The lights are out and the heater is roaring. I've been at the dining room table for thirty minutes now, reading and writing. The wind and the front door have some sort of game going. Every few minutes the wind whistles up the path and knocks on the front door. After a few moments silence, the door knocks back its own retort. Here comes the storm. I'm left to muse as the hour grows late.

There is much to reflect on tonight: a weekend reunion with dear friends - the kind of friends who epitomize the following C.S. Lewis quote, which K gave me and I tucked in a journal long ago: "In friendship… we think we have chosen our peers. In reality a few years difference in the dates of our birth, a few more miles between certain houses, a choice of one university instead of another… the accident of a topic being raised or not raised at a first meeting — any one of these chances might have kept us apart. But, for a Christian, there are, strictly, no chances. A secret master of ceremonies has been at work. Christ, who said to the disciples, “You have not chosen me, but I have chosen you,” can truly be saying to every group of Christian friends, “You have not chosen one another, but I have chosen you for one another.” The friendship is not a reward for our discrimination and good taste in finding one another out. It is the instrument by which God reveals to each the beauty of others." These individuals truly taught me what it means to be Christian. What it means to recognize the Secret Master of Ceremonies. I am forever better for knowing them. Each and every one. To be with them again was to be with family. Thanks, Sammy.

After our gathering last night, I was driving home a bit later (or earlier, depending on how you look at it) than I had anticipated. (Well worth it though, laughing with Valz and Meg after everyone else had gone to bed. Some things never change). I knew I was going to have to alter my tactics a bit to keep myself awake for the trek back to Salt Lake. My mind quickly went back to the people I had just been with; to their lives; to the time we spent together, living in the same place, experiencing the same things. I thought about them individually - what they have added to my life; what the continue to add, whether they know it or not. Bouncing from memory to gratitude and back to memory again, I finally fixed my thoughts on gratitude for the duration of my drive home. I felt undeserving of the blessings they have brought into my life, yet so grateful for their examples and the life-long bonds we share, which continue to strengthen me, despite the fact that the wind has carried us in many different directions.

Also, tonight my thoughts turn to the passing of our beloved President Hinckley. At such a time, words seem feeble.

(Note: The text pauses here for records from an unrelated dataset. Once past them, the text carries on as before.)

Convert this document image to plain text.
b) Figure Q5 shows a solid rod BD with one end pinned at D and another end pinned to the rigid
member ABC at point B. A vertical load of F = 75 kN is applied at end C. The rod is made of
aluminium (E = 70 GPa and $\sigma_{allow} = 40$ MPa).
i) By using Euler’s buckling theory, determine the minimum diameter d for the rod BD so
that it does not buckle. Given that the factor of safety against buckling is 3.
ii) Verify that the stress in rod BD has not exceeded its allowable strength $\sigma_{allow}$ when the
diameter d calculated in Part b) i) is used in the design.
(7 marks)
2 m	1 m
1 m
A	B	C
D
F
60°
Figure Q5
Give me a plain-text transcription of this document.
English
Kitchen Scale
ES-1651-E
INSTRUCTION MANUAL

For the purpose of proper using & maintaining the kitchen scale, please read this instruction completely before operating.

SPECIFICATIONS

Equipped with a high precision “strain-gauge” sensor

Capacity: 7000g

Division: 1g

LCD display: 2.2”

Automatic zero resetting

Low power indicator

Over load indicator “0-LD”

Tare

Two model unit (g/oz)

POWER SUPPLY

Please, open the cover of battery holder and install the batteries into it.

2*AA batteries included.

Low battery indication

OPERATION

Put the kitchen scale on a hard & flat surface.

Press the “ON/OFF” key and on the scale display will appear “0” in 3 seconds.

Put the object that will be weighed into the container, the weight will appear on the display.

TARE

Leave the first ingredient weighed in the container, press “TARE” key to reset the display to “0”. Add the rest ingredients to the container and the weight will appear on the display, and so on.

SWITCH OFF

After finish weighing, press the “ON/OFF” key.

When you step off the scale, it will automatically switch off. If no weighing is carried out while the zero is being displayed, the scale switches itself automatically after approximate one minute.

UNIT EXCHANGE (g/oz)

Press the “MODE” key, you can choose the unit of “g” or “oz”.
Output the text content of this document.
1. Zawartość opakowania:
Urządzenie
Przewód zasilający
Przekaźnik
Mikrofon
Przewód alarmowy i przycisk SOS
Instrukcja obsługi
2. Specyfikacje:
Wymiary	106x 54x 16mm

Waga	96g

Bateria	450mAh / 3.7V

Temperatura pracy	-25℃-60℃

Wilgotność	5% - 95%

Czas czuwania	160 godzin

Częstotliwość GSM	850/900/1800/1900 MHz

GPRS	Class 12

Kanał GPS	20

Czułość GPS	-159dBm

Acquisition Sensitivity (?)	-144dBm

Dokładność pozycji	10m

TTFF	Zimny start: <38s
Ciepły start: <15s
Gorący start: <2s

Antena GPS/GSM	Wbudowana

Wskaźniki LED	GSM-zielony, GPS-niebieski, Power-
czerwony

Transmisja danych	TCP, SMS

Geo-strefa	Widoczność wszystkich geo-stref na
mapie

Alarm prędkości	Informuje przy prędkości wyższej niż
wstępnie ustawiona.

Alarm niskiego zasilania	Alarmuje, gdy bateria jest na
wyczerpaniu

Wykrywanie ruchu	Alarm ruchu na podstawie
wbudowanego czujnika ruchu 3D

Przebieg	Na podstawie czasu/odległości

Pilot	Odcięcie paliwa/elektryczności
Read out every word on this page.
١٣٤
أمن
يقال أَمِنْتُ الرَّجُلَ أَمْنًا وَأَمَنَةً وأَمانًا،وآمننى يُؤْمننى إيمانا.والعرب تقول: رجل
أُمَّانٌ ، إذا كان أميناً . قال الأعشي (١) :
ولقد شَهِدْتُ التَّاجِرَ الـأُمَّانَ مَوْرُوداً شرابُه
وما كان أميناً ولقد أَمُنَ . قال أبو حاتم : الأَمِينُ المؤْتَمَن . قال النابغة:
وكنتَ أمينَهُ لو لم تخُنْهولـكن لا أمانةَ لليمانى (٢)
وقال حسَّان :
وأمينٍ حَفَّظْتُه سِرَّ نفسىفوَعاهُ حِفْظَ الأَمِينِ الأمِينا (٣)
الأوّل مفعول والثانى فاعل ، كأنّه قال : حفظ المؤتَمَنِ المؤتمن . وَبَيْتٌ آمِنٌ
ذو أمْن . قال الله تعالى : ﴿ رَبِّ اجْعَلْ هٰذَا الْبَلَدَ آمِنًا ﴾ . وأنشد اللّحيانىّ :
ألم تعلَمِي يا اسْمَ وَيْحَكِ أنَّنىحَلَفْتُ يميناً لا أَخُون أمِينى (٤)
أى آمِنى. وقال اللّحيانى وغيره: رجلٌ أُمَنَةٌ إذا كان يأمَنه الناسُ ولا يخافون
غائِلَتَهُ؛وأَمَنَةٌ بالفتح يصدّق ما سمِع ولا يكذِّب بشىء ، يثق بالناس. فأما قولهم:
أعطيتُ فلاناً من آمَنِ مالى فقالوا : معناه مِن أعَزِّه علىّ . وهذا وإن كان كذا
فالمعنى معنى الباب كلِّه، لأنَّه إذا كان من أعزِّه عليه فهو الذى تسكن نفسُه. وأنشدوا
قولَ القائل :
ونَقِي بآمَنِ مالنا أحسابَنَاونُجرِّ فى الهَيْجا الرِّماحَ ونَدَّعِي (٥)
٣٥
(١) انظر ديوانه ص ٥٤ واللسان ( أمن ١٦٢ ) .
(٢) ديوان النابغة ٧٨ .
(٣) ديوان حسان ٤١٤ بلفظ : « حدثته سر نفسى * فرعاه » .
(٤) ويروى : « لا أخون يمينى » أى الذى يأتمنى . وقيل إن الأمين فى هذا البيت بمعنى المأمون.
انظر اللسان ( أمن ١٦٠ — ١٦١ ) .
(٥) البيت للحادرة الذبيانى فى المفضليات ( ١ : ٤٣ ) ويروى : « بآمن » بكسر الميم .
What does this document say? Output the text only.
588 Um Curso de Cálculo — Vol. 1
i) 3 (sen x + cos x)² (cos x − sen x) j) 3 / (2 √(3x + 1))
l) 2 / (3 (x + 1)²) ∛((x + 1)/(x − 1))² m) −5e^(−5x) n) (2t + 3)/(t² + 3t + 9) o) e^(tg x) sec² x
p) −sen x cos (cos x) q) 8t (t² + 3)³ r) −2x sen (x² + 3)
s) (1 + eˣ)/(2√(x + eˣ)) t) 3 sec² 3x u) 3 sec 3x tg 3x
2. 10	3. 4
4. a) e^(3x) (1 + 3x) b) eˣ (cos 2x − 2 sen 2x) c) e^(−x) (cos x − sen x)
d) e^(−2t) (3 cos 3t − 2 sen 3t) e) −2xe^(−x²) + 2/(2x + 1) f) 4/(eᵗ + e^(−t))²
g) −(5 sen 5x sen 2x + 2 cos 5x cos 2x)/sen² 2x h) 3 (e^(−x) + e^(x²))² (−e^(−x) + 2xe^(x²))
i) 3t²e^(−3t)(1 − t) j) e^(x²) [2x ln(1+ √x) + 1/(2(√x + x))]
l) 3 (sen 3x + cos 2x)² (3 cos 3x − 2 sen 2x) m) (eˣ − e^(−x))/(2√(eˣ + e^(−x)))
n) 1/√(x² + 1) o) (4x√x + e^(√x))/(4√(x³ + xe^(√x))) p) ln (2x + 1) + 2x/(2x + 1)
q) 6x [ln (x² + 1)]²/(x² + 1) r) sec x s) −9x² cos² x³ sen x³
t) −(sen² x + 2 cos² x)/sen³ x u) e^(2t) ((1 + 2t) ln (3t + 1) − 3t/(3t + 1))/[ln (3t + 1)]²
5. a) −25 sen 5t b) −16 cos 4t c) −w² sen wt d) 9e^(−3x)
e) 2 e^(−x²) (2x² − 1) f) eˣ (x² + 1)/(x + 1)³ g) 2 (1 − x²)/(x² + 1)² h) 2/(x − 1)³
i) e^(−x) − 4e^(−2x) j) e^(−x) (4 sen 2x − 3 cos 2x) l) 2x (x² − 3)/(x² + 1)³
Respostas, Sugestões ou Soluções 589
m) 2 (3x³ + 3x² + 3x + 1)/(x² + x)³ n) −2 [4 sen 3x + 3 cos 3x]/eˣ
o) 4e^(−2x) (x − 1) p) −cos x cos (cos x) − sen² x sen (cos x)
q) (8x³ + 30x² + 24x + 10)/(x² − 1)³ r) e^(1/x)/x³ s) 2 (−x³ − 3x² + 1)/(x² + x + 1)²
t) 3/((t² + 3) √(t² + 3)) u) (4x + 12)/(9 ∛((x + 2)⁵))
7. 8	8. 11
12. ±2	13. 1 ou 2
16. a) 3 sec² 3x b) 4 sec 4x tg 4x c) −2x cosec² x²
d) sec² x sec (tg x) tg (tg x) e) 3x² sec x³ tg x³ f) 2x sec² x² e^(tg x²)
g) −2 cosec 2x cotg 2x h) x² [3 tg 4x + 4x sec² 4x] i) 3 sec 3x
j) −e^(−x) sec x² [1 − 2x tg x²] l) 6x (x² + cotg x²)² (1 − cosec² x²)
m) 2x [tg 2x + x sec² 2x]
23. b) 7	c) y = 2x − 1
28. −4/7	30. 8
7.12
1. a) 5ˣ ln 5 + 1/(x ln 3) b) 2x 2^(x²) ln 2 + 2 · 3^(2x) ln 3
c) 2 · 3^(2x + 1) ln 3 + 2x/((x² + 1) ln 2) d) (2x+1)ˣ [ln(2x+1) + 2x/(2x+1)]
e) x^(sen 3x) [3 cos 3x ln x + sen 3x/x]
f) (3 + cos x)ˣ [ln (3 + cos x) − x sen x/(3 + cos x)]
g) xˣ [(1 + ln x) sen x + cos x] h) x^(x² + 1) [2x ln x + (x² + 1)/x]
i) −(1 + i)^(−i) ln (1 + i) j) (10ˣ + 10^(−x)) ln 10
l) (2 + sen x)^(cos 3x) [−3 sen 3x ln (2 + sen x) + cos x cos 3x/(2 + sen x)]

I'm grateful for paper and pen and the freedom to let my thoughts flow as I attempt to record any sort of private entry in my journal about a man who spent his entire life in selfless service to the Lord and to each and every one of us. Amidst seasons of change and uncertainties, I'm grateful to know that, near or far, no matter where the wind may take us, we have one another, and the knowledge that there is One who knows best.